November 10, 2014

Amanuensis Monday - The Stories That Should Be Told, Part 62

The following transcription is from a series of recordings my father made in the early 1990s:
I used to love to go out exploring along old fence rows in the fall of the year. 
There was always little ponds of water around all the cottonwood groves.  I guess they were called cottonwood slews.  The cattle that roamed freely through town would wade around in the little ponds.  Those ponds stayed in existence until the late 1940s when the town started filling them in with dirt. 
There was one of those little ponds out behind my mother and father’s place on some lots that I own.  At one time, there was also one behind Mr.

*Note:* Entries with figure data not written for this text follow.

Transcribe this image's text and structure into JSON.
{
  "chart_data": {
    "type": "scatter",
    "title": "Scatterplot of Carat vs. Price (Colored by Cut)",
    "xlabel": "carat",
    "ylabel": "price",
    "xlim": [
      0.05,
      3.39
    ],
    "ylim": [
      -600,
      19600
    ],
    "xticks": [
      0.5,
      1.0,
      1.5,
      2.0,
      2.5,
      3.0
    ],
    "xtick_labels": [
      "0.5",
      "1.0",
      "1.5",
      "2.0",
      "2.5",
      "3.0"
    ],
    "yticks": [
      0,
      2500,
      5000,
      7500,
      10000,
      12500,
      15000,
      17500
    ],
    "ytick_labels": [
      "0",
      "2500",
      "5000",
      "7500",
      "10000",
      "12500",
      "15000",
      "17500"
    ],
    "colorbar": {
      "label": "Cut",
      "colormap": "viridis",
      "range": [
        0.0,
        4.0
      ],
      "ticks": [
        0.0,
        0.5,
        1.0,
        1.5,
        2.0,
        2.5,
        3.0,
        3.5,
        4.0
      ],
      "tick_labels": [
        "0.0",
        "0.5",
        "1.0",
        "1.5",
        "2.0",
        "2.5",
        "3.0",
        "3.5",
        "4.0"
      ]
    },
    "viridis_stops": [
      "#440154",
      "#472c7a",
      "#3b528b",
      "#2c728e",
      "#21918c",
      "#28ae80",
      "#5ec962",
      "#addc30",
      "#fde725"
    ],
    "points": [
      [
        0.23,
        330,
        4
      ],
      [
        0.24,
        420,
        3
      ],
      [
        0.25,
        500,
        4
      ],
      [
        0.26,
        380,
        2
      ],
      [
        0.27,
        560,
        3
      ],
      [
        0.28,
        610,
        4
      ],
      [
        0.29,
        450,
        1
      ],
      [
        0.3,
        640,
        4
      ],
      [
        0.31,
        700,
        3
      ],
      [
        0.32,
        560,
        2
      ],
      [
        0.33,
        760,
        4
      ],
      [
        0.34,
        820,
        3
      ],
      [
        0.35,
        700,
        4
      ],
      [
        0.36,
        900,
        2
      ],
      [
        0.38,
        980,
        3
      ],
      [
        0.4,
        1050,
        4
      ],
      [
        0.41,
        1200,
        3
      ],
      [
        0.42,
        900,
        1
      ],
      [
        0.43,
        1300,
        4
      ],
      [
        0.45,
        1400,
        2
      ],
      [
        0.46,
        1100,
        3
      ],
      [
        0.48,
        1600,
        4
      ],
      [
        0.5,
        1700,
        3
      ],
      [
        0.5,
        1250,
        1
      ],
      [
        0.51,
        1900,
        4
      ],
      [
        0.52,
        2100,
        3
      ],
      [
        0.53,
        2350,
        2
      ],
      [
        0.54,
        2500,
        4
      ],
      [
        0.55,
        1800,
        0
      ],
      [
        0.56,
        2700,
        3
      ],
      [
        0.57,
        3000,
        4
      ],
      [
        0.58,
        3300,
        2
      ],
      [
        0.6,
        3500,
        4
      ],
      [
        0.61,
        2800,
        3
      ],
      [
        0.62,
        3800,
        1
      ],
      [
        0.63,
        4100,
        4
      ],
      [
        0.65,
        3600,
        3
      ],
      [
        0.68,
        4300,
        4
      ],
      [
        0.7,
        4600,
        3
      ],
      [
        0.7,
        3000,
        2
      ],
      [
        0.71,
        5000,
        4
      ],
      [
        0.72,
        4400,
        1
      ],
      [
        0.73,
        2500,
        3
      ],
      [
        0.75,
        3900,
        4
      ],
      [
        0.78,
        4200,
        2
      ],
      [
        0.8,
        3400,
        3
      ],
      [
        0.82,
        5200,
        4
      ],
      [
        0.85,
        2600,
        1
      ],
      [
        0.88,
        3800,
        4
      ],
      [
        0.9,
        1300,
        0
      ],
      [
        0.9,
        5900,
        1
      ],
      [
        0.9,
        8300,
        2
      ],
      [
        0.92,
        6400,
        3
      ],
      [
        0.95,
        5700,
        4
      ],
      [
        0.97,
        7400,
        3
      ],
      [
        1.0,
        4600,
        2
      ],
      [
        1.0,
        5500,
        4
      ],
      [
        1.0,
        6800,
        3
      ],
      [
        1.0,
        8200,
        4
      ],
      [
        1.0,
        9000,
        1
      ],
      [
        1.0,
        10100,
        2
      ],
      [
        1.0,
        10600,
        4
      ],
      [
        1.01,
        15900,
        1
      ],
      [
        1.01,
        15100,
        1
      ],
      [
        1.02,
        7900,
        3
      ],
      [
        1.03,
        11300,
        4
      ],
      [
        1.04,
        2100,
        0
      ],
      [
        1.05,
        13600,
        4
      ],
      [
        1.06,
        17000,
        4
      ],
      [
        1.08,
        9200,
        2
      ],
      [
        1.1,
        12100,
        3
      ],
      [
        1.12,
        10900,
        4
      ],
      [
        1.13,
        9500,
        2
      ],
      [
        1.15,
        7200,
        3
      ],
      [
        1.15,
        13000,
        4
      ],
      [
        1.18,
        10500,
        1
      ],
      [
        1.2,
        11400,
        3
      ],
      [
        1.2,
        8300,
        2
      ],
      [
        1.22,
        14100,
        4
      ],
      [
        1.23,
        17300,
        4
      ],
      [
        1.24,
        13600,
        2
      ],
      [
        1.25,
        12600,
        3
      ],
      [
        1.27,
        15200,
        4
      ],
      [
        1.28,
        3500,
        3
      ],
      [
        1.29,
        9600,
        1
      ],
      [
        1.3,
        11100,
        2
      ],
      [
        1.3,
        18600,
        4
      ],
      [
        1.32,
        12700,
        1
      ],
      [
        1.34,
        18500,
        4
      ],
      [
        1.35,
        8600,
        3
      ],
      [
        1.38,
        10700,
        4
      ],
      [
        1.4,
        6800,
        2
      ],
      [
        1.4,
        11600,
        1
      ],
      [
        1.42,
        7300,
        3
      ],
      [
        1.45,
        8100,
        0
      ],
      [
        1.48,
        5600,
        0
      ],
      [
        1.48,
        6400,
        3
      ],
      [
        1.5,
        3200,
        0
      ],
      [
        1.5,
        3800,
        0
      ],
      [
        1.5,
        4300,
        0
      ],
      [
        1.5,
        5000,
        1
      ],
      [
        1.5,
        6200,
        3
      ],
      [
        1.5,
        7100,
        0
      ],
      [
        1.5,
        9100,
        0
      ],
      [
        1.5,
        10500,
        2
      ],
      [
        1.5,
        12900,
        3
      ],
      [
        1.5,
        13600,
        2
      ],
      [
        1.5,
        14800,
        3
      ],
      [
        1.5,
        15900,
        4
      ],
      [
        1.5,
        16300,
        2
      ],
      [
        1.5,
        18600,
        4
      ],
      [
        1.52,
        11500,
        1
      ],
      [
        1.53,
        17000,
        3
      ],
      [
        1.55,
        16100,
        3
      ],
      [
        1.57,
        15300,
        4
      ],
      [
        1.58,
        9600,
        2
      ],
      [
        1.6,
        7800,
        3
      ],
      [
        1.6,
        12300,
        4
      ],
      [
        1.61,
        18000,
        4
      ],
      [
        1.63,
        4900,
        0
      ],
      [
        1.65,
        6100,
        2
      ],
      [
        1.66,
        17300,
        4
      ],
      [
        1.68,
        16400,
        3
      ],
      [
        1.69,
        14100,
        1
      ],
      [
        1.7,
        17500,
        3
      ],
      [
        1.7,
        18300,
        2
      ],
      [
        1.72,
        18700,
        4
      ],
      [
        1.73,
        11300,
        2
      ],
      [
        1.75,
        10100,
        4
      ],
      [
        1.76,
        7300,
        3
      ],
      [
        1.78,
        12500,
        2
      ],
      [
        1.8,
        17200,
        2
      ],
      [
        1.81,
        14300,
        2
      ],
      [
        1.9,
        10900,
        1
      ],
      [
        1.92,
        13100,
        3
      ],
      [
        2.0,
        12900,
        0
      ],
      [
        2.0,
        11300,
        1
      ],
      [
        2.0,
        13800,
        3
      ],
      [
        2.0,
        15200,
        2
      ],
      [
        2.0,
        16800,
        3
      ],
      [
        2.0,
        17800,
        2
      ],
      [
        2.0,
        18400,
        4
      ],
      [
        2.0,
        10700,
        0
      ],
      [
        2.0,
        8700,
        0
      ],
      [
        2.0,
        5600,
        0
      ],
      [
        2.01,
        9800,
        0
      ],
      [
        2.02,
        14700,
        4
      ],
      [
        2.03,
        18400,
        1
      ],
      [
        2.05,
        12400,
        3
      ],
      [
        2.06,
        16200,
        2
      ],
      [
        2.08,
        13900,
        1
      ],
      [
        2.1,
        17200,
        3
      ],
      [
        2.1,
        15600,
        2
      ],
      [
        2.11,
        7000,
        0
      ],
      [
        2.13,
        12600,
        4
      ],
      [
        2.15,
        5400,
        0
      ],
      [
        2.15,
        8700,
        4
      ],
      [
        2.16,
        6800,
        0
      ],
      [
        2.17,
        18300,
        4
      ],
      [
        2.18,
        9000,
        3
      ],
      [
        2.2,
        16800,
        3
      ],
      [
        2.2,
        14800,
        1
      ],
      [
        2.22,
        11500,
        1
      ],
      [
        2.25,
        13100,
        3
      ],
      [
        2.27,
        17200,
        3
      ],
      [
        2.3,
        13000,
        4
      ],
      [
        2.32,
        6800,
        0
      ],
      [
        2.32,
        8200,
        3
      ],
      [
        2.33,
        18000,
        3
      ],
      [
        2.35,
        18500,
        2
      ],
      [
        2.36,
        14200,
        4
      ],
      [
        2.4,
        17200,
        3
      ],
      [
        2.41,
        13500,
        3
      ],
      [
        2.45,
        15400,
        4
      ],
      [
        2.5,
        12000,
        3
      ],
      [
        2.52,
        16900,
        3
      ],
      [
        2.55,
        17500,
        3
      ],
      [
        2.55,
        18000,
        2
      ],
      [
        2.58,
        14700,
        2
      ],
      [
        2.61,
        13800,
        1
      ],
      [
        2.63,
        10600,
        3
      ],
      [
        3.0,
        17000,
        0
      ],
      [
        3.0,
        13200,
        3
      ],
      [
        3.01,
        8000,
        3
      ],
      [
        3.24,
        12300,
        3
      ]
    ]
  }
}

Claude Enright’s house and one behind Doc Thomas’ house near the Gilbert house.  They were pretty good sized little ponds that held rainwater.  Sometimes they would dry up a little but there was always water in them.  I remember trying to catch crawfish in those ponds. 
Croker sacks
A scene comes to mind from back in 1934.  J. E. and Mickum Juneau lived near Mr. Claude Enright.  The three of us were over at the pond and had made us some seines out of croker sacks.  We had a stick on each end and we’d drag it around the pond.  Every once in a while we’d catch a crawfish or two. 
R. G. Price and his family had a couple of rooms in the old Spencer house that was close by the pond.  R. G. came outside and told me not to wade around in that old pond because I’d get the toe-itch from the mud.  Hell, I came out of there!  I checked my toes for a month or so to see if I was going to get toe-itch.  I never did get toe-itch but it ended my days of seining for crawfish.
I remember watching the sun go down late in the evenings when I was a little boy.  About the time the sun starting going down, the locusts would start singing.  It would be a steady roar.
There was an old electric water pump out behind Mr. Denham’s garage down from the Methodist Church on the other side of the street. 
Formerly Denham's Garage
I can remember hearing the squeaking sound that pump made.  I heard that a many a time while I was gazing in that direction as I watched the sun set from my house.
Once the sun went down, the frogs in Falcon Bayou would start up.  The bayou ran along the bluff until it met the head of the lake.  The noise made by the frogs was as loud and as steady as the noise made by the locusts. 
Courtesy of Bayou Momma Photography

Sunrise and the first break of the day would bring out the birds and you could hear them begin to sing. 
In the spring, once the dew had dried, people would be out in their gardens plowing.  I can still remember the smell of the fresh plowed earth. 

When I was about 7 or 8 years old, there were cow paths all over town.  I remember following the paths and wondering where all the cows went when they left town and headed down the paths. 
Courtesy of Bayou Momma Photography
Years later I realized that most of them went over in the swamps and grazed during the day.  Late in the evenings, the cows would come back up the paths and back into town.
I often wondered what time the cows went out and what time they came back.  Did they receive some kind of signal?  Did one lead the others? 
Courtesy of Bayou Momma Photography
I can remember being down on the bluff near the bayou and yelling to hear my echo.  I could never figure out why there were times when I wouldn’t hear the echo and other times when I would. 
Courtesy of Bayou Momma Photography
Sometimes I would stand out in front of our house, facing the old three-story school building down the road, and holler out and get an echo back.  I guess when I hollered, it would bounce off the old building.  
Sicily Island 3-story school
I’m still not sure what the sound bounced off of on the bayou and why I didn’t always hear the echo.

Note:  Parts 1-61 of 'The Stories That Should Be Told' can be found in the Tags List on the right-hand side of this blog.

1 comment:

  1. Wow, this took me back to my childhood growing up on the Bayou Macon. Sigh, makes your heart hurt longing to go back in time to the simple way of life that I always loved. Great story, thanks for sharing!